Pessimiste, Philippe Brach ? Un peu, quand même. Le regard qu’il pose sur notre société contemporaine, c’est un peu celui du doorman affable dont les poings serrés attendent néanmoins la bêtise de trop. Et Le Silence des troupeaux, c’est cette « claque dans la face » qui ne patiente plus, magistrale. Huit chansons, deux pièces musicales, un peu moins de trente minutes de matériel. Et pourtant, ça fesse. On a l’impression de s’être pris une symphonie dans la tronche, tant le dernier album est dense et puissant. Déprimant, aussi – « nihiliste », ajoute l’artiste. « C’est raide, hein ? », rigole l’auteur-compositeur-interprète, pas peu fier de cette offrande qui était à deux chansons près « d’être un peu extrêmement lourde ».

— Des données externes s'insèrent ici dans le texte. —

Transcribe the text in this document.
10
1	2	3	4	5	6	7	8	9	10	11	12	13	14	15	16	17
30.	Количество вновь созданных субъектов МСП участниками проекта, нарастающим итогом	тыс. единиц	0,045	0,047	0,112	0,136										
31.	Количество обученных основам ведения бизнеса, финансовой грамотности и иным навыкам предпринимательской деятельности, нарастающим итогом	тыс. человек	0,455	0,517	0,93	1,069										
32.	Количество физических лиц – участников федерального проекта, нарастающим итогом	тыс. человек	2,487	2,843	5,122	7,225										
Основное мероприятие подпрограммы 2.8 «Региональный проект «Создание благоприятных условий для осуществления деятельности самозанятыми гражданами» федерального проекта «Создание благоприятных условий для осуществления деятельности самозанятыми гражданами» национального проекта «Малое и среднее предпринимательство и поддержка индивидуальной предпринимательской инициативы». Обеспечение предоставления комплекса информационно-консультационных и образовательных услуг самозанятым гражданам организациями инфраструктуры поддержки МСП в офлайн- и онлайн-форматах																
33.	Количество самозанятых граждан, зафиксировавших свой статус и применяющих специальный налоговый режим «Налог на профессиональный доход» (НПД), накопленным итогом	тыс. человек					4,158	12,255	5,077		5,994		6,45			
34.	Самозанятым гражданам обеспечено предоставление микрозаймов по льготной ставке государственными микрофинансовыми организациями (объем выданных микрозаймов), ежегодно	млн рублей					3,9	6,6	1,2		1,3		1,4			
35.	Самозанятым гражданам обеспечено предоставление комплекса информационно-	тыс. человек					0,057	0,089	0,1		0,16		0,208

Le monde selon Philippe Brach
Ça va mal. Mais qu’est-ce qui va mal, au juste ? Lorsqu’on le lui demande, Brach cabotine un peu, se fendant d’un commentaire éditorial sur les médias sociaux. « C’est drôle, parce que je fais une job où est-ce que j’évolue dans le regard des autres, alors qu’en 2017, c’est rendu que tout le monde évolue dans le regard des autres. C’est ça qu’y’est fucked up. Ça fait beaucoup d’ego. Laissez l’ego à nos artistes ! », blague-t-il. Avant de se faire sérieux : « Il y a beaucoup d’ego, mais il n’y a pas beaucoup d’exercice de compréhension. On se demande rarement pourquoi on ne comprend pas quelque chose ». Décidément, derrière la poésie un peu rude, brute, il y a une finesse, une sensibilité.
Une langue bien pendue, aussi, comme lorsque l’artiste se permet une vigoureuse pique contre la « culture du vide » et certains « influenceurs » : « Ça devient des gros panneaux publicitaires ambulants qui ont vraiment pas de vie pis qu’y sont complètement vides, tsé », lâche-t-il. Avant de poursuivre, pamphlétaire un peu trash et sans gants blancs : « Après ça sortir de chez nous pis arriver en Asie pis voir que la pollution, ça chie. Voir que la pauvreté, ça chie. Voir que le réchauffement climatique, ça fuck le système. Pis c’est aussi de voir que nous autre dans notre confort, on câlisse rien à contre-courant de ça. On est juste avachi totalement ». Philippe Brach admet lui-même que son discours est aussi un cliché. N’empêche : quand on se les prend dans la gueule à grands coups de chansons noires foncées, les clichés, ils ébranlent un peu. Et c’est tant mieux. Parce que comme le dit le chanteur, « y’a une coche de plus à prendre ».
« On le fait, j’m’en câlisse »
Ce n’est pas parce que ça va mal pas mal partout, pas mal tout le temps qu’on peut pas avoir de fun et des rêves un peu mégalos. Le silence des troupeaux, c’est, en plus du band habituel, un orchestre et deux chœurs. Un gros, gros projet. Un beau trip musical. « Le but c’était d’avoir la création sans compromis, totalement », explique un Philippe Brach requinqué.
Même pas de compromis financiers ? « J’avais quand même pilé du cash beaucoup… J’suis pas très dépensier dans la vie. En fait je suis très dépensier, mais quand je dépense, c’est one shot ! Tant qu’à payer vingt musiciens j’veux être au milieu de l’orchestre, j’veux qu’y’en ait quarante-trois, j’veux tripper ». C’est aussi ça, Philippe Brach, prophète de l’apocalypse : du fun. Du gros fun noir.